Season’s Greetings to One and All.
Drawing on Location Sharpens Visual Acuity
Visiting Swansons Nursery’s annual Reindeer Festival last week, I drew a few vignettes of the featured stars, Dasher and Blitzen. These incomplete views had to be done quickly because of the reindeers’ constant moving about. This exercise reminded me of how drawing from observation sharpens our visual acuity and helps us notice often subtle traits or characteristics. For example, I had always assumed that deer antlers grew symmetrically, but these reindeer had antlers that were not symmetrical at all. In doing some research, I came upon what biologists call fluctuating asymmetry in deer antlers, which can be caused by a variety of genetic and environmental stresses. In addition, these reindeer had a multipronged tine extending over their foreheads on one antler but not the other. This extra blade was supposedly used as a snowscraper!

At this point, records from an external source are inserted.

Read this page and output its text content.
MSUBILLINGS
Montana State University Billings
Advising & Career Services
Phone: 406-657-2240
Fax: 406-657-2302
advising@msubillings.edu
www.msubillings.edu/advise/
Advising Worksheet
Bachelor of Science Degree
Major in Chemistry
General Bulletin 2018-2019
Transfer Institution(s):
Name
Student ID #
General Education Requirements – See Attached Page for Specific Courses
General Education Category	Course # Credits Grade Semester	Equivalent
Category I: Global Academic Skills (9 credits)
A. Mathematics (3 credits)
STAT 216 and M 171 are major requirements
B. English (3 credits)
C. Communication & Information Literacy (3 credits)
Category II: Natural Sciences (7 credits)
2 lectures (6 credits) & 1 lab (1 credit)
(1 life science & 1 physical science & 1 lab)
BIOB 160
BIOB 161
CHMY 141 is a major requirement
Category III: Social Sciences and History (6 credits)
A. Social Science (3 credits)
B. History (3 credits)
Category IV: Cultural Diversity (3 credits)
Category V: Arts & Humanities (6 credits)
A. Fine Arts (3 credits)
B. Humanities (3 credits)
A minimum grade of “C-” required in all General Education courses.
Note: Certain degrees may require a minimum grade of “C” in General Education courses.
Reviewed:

La Parroquia San Miguel Arcángel
San Miguel Arcángel was built in the late 17th century in the colonial Baroque style, but in the 19th century, a local builder Zeferino Gutiérrez Muñoz was asked to rebuild the towers and facade that had suffered substantial cracking over the years. He was a bricklayer by profession and so he relied on a postcard of Cologne Cathedral in Germany for inspiration. The result is a massive pseudo-Gothic structure that has become the iconic emblem of San Miguel de Allende, 50 miles west of Querétaro.
This sketch, done quickly as a demo, is an example of how it is possible not to complete every detail or part of a scene, especially when drawing symmetrical compositions. It is often enough to merely suggest one part and then let the imagination of the viewer complete the view.
Lahaina Jodo Mission
The Lahaina Jodo Mission is a Buddhist temple founded in 1912 by Gendo Saito with the support of the Japanese immigrants working in the island’s sugar and pineapple plantations. The three-tiered pagoda serves as a columbarium and contains the urns of deceased members.
The celestial buddha, 12 feet high and weighing 3 1/2 tons, was installed in June 1968. On a nearby plaque is inscribed the following: “This image of Amitabha-Buddha was erected here at the picturesque seashore of Lahaina, the capital of the ancient Hawaiian Dynasty, in celebration of the centennial anniversary of Japanese immigration to the Hawaii (sic) Islands…”
Lahaina’s Front Street
Front Street is the main thoroughfare through Lahaina. Now lined with tourist shops, galleries, and restaurants, the street retains the wooden facades and balconies from the mid-19th century, when Lahaina was a thriving whaling port and a hub of Maui’s sugar and pineapple industries.
Old Court & Customs House
Just a block away from the Pioneer Inn is the Old Court & Customs House, which was built in the late 1850s on the site of the Old Fort in Lahaina. It opened in 1860 to serve as both a center for governmental and court affairs and a customs house for whaling and trading ships during the Monarchy period. Originally sporting a wood facade, the structure was renovated in 1925 in the Greek Revival style. Behind is the courthouse plaza, dominated by one of the largest banyan trees in the U.S.
Pioneer Inn in Lahaina
The Pioneer Inn, built in 1901, is the oldest hotel on Maui and the oldest in continuous operation in the state of Hawaii. It is situated in the National Historic district of Lahaina, once the whaling capital of the Pacific and in antiquity the royal capital of Maui Loa.
Santiago de Querétaro II
Another set of demonstration sketches from my recent workshop with Monterrey Tec students in Querétaro. It is always enlightening to stand or sit with individual students, view a scene together, and demonstrate the process of developing the basic structure of a drawing.
Santiago de Querétaro
Spending the week working with students from Tecnologico de Monterrey, drawing in the beautiful historic center of Santiago de Querétaro, a UNESCO World Heritage Site. Here are a couple of pages of demos I drew today—quick sketches establishing the underlying structure of a view.
The New Burke Museum of Natural History and Culture
Visiting the new Burke Museum designed by the architecture firm of Olson Kundig, I had intended to draw the lobby spaces. Instead, I was drawn to the rather large mastodon situated in the lower entrance floor, along with the skeleton of a Baird’s Beak Whale. It was difficult to capture the skeletal volume that had been stripped of muscle and sinew. Below is the result of another, freer attempt from a slightly better point of view.